Master Linux iptables: From Basics to Advanced Firewall Rules

Firewalls, whether hardware or software, implement access control in Linux by defining policies and rules that inspect incoming and outgoing IP packets.

Common firewalls operate at layers 3 (network) and 7 (application proxy), with layer‑3 firewalls checking source and destination addresses, while layer‑7 firewalls examine ports and protocols, offering higher security at the cost of performance.
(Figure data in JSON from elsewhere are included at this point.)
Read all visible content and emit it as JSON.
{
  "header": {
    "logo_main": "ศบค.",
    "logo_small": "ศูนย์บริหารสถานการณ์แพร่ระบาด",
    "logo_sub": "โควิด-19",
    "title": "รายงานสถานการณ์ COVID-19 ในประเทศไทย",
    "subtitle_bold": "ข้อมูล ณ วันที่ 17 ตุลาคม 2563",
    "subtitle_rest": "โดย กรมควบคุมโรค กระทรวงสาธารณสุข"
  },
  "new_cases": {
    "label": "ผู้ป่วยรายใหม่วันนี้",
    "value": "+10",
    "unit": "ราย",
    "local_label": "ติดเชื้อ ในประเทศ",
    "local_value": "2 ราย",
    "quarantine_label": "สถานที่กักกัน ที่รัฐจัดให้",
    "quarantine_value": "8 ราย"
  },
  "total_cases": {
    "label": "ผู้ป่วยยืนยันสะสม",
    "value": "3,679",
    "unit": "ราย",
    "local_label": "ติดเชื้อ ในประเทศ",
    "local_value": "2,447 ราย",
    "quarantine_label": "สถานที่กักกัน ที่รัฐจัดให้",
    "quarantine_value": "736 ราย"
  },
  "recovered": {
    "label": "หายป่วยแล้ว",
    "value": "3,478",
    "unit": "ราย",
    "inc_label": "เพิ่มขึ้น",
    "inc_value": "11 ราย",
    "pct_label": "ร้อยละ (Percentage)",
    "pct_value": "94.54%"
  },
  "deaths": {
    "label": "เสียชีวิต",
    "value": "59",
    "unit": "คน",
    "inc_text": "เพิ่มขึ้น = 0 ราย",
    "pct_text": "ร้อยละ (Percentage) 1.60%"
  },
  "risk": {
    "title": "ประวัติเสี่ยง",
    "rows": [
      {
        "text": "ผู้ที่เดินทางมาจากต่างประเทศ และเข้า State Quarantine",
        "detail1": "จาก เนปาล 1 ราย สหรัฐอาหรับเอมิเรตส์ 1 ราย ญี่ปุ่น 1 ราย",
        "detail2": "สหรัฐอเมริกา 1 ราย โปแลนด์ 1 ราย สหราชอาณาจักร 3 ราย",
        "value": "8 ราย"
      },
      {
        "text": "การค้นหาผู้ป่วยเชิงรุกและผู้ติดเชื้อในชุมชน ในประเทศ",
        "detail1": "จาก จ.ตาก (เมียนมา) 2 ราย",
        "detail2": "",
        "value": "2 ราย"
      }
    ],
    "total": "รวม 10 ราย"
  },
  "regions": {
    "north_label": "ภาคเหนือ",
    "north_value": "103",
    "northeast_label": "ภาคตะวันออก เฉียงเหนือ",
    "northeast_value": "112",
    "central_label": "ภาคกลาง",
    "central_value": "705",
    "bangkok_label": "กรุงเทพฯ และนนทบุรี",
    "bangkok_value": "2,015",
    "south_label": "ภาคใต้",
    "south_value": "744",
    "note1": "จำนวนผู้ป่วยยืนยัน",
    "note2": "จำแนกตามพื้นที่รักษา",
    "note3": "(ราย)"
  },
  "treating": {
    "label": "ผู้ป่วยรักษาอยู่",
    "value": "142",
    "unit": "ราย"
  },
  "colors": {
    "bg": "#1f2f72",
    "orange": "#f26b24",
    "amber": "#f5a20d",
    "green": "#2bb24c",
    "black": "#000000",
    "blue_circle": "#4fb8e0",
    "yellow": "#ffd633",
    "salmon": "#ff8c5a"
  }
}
1. iptables history and operation

iptables evolved from ipfirewall (kernel 1.x) to ipchains (kernel 2.x) and finally to iptables, which builds rule lists for detailed access control. These tools run in user space and feed rules to the kernel's netfilter subsystem, which processes packets at five hook points: PREROUTING, INPUT, FORWARD, OUTPUT, and POSTROUTING.

2. iptables rule chains

The five built‑in chains correspond to specific packet traversal points in the kernel. Each packet passes through exactly one of these chains, allowing granular filtering.

3. Firewall policies

Two policy types exist: "allow" (default‑deny) and "block" (default‑allow). The filter table handles packet acceptance/rejection, the nat table manages address translation, and the mangle table modifies packet headers.

4. Rule syntax

iptables [-t table] COMMAND chain CRITERIA -j ACTION

Key options include -t (table: filter, nat, mangle), -P (set default policy), -A (append), -I (insert), -R (replace), -D (delete), and -L (list).

Examples:

iptables -t filter -A INPUT -s 172.16.0.0/16 -p tcp --dport 22 -j ACCEPT

State matching with -m state --state NEW,ESTABLISHED refines traffic control.

5. Matching criteria

General matches include source ( -s) and destination ( -d) IPs, protocol ( -p), and interfaces ( -i, -o). Extended matches cover ports ( --dport, --sport), TCP flags, and ICMP types.

6. Actions

Common actions are DROP, REJECT, ACCEPT, custom chains, DNAT, SNAT, MASQUERADE, REDIRECT, MARK, and RETURN.

7. NAT implementation

SNAT rewrites source addresses for outbound traffic, e.g.,

iptables -t nat -A POSTROUTING -s 192.168.10.0/24 -j SNAT --to-source 172.16.100.1

. MASQUERADE handles dynamic external IPs. DNAT rewrites destination addresses for inbound traffic, e.g.,

iptables -t nat -A PREROUTING -d 192.168.10.18 -p tcp --dport 80 -j DNAT --to-destination 172.16.100.2

.

8. Persisting rules

Use service iptables save or iptables-save > /etc/sysconfig/iptables to store configurations, and iptables-restore to load them on boot.

Conclusion

iptables is essential for Linux firewalls, providing deep insight into packet flow and system security; mastering it enables robust network protection and effective management of complex environments.